RESUMO: O presente artigo tem como objetivo analisar os direitos do nascituro e sua posição no ordenamento jurídico brasileiro. Para tanto, realizou-se uma análise das teorias acerca do início da personalidade jurídica, considerando que só é detentor de direitos e obrigações quem possui personalidade. Foram analisadas as teorias concepcionista, da personalidade condicional e natalista, esta última, consagrada pelo ordenamento jurídico brasileiro, sobretudo pelo Código Civil em seu artigo 2º. Por fim, foi realizada uma análise pormenorizada de quais são, efetivamente, os direitos do nascituro e quais proteções eles garantem ao ser concebido mas que ainda não nasceu. Foi analisado, ainda, o Projeto de Lei 478 de 2007, conhecido como Estatuto do Nascituro, e quais alterações ele pretende realizar na legislação pátria.

PALAVRAS CHAVE: Direitos do nascituro. Personalidade civil. Estatuto do nascituro.

SUMÁRIO: Introdução. 1. Teorias acerca do início da personalidade. 1.1. Teoria concepcionista. 1.2. Teoria da personalidade condicional. 1.3. Teoria natalista. 2. Personalidade e capacidade jurídica. 3. Direitos do nascituro. Considerações finais.


INTRODUÇÃO

Os direitos do nascituro são um campo de intensa batalha legislativa. Embora o ordenamento jurídico tenha permanecido praticamente inalterado no último século, diversas propostas de lei tramitaram no Congresso Nacional. As de viés mais progressista tentam consolidar a teoria natalista e conferir ao nascituro mera expectativa de direito, de modo que os direitos da pessoa nascida sempre prevaleceriam aos daquele. Já os conservadores fizeram diversas investidas, que se intensificaram na última década, no intuito de equiparar o nascituro ao ser humano já nascido, conferindo-lhe todos os direitos previstos no ordenamento jurídico pátrio.

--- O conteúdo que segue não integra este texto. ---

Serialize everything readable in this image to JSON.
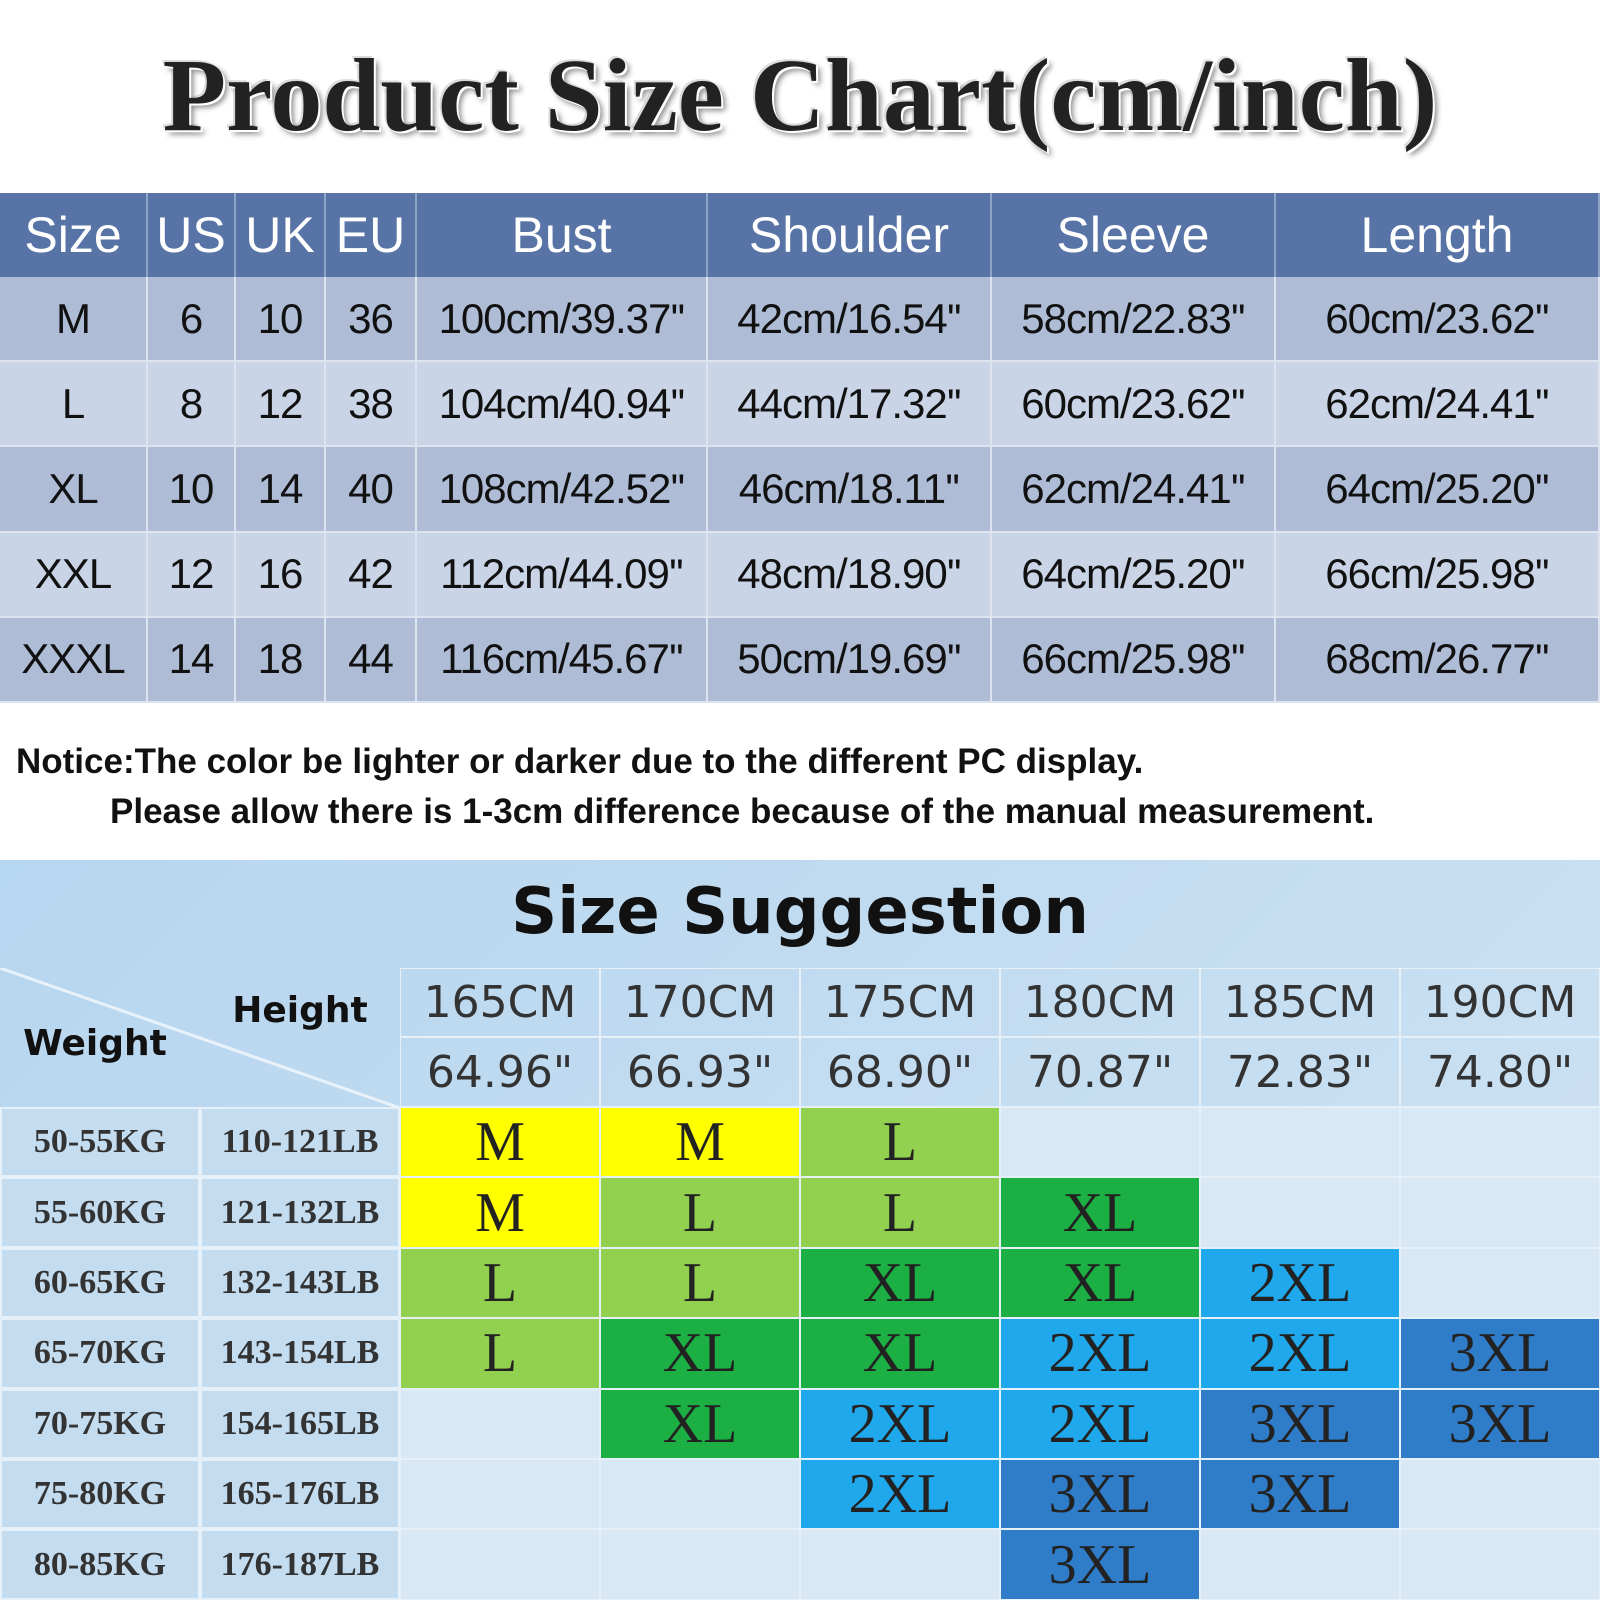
{
  "title": "Product Size Chart(cm/inch)",
  "size_table": {
    "header": [
      "Size",
      "US",
      "UK",
      "EU",
      "Bust",
      "Shoulder",
      "Sleeve",
      "Length"
    ],
    "rows": [
      [
        "M",
        "6",
        "10",
        "36",
        "100cm/39.37''",
        "42cm/16.54''",
        "58cm/22.83''",
        "60cm/23.62''"
      ],
      [
        "L",
        "8",
        "12",
        "38",
        "104cm/40.94''",
        "44cm/17.32''",
        "60cm/23.62''",
        "62cm/24.41''"
      ],
      [
        "XL",
        "10",
        "14",
        "40",
        "108cm/42.52''",
        "46cm/18.11''",
        "62cm/24.41''",
        "64cm/25.20''"
      ],
      [
        "XXL",
        "12",
        "16",
        "42",
        "112cm/44.09''",
        "48cm/18.90''",
        "64cm/25.20''",
        "66cm/25.98''"
      ],
      [
        "XXXL",
        "14",
        "18",
        "44",
        "116cm/45.67''",
        "50cm/19.69''",
        "66cm/25.98''",
        "68cm/26.77''"
      ]
    ]
  },
  "notice": [
    "Notice:The color be lighter or darker due to the different PC display.",
    "Please allow there is 1-3cm difference because of the manual measurement."
  ],
  "suggestion": {
    "title": "Size Suggestion",
    "height_label": "Height",
    "weight_label": "Weight",
    "heights_cm": [
      "165CM",
      "170CM",
      "175CM",
      "180CM",
      "185CM",
      "190CM"
    ],
    "heights_in": [
      "64.96\"",
      "66.93\"",
      "68.90\"",
      "70.87\"",
      "72.83\"",
      "74.80\""
    ],
    "rows": [
      {
        "kg": "50-55KG",
        "lb": "110-121LB",
        "cells": [
          {
            "label": "M",
            "color": "#ffff00"
          },
          {
            "label": "M",
            "color": "#ffff00"
          },
          {
            "label": "L",
            "color": "#92d050"
          },
          null,
          null,
          null
        ]
      },
      {
        "kg": "55-60KG",
        "lb": "121-132LB",
        "cells": [
          {
            "label": "M",
            "color": "#ffff00"
          },
          {
            "label": "L",
            "color": "#92d050"
          },
          {
            "label": "L",
            "color": "#92d050"
          },
          {
            "label": "XL",
            "color": "#1caf44"
          },
          null,
          null
        ]
      },
      {
        "kg": "60-65KG",
        "lb": "132-143LB",
        "cells": [
          {
            "label": "L",
            "color": "#92d050"
          },
          {
            "label": "L",
            "color": "#92d050"
          },
          {
            "label": "XL",
            "color": "#1caf44"
          },
          {
            "label": "XL",
            "color": "#1caf44"
          },
          {
            "label": "2XL",
            "color": "#20a8ec"
          },
          null
        ]
      },
      {
        "kg": "65-70KG",
        "lb": "143-154LB",
        "cells": [
          {
            "label": "L",
            "color": "#92d050"
          },
          {
            "label": "XL",
            "color": "#1caf44"
          },
          {
            "label": "XL",
            "color": "#1caf44"
          },
          {
            "label": "2XL",
            "color": "#20a8ec"
          },
          {
            "label": "2XL",
            "color": "#20a8ec"
          },
          {
            "label": "3XL",
            "color": "#2f7cc8"
          }
        ]
      },
      {
        "kg": "70-75KG",
        "lb": "154-165LB",
        "cells": [
          null,
          {
            "label": "XL",
            "color": "#1caf44"
          },
          {
            "label": "2XL",
            "color": "#20a8ec"
          },
          {
            "label": "2XL",
            "color": "#20a8ec"
          },
          {
            "label": "3XL",
            "color": "#2f7cc8"
          },
          {
            "label": "3XL",
            "color": "#2f7cc8"
          }
        ]
      },
      {
        "kg": "75-80KG",
        "lb": "165-176LB",
        "cells": [
          null,
          null,
          {
            "label": "2XL",
            "color": "#20a8ec"
          },
          {
            "label": "3XL",
            "color": "#2f7cc8"
          },
          {
            "label": "3XL",
            "color": "#2f7cc8"
          },
          null
        ]
      },
      {
        "kg": "80-85KG",
        "lb": "176-187LB",
        "cells": [
          null,
          null,
          null,
          {
            "label": "3XL",
            "color": "#2f7cc8"
          },
          null,
          null
        ]
      }
    ]
  }
}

Contudo, para que as leis possam ser acolhidas pelo Direito brasileiro, não basta sua aprovação nas casas legislativas. Para surtir efeitos, estas devem estar em consonância com os princípios democráticos que regem a Constituição Federal. Neste sentido, se torna imperioso analisar o início da personalidade civil do ser humano, ou seja, o momento em que ele se torna sujeito de direitos e deveres e ganha a proteção do ordenamento jurídico. Somente assim será possível entender com mais clareza a discussão acerca dos direitos do nascituro, ou ainda, se este possui direitos ou não, e quais são eles.

O conceito de nascituro é pacífico na doutrina e pode ser entendido como “aquele que, estando concebido, ainda não nasceu”, conforme conceitua Maria Helena Diniz (1998, p. 334). O jurista Rudolf Von Ihering afirma que em todo o Direito, o que se faz mister considerar, em primeiro lugar é o sujeito, ou seja, as pessoas. Conforme assevera Washington de Barros Monteiro (2012), a palavra “pessoa” começou a ser utilizada na linguagem teatral e significava “máscara”. Por fazer ecoar a voz do ator, a máscara era uma persona. Mais tarde, “pessoa” começou a exprimir a atuação de cada indivíduo e, por fim, passou a expressar o próprio indivíduo que representava os papéis. Ainda segundo Monteiro, a palavra em questão, atualmente, pode ser interpretada em três acepções: vulgar, filosófica e jurídica.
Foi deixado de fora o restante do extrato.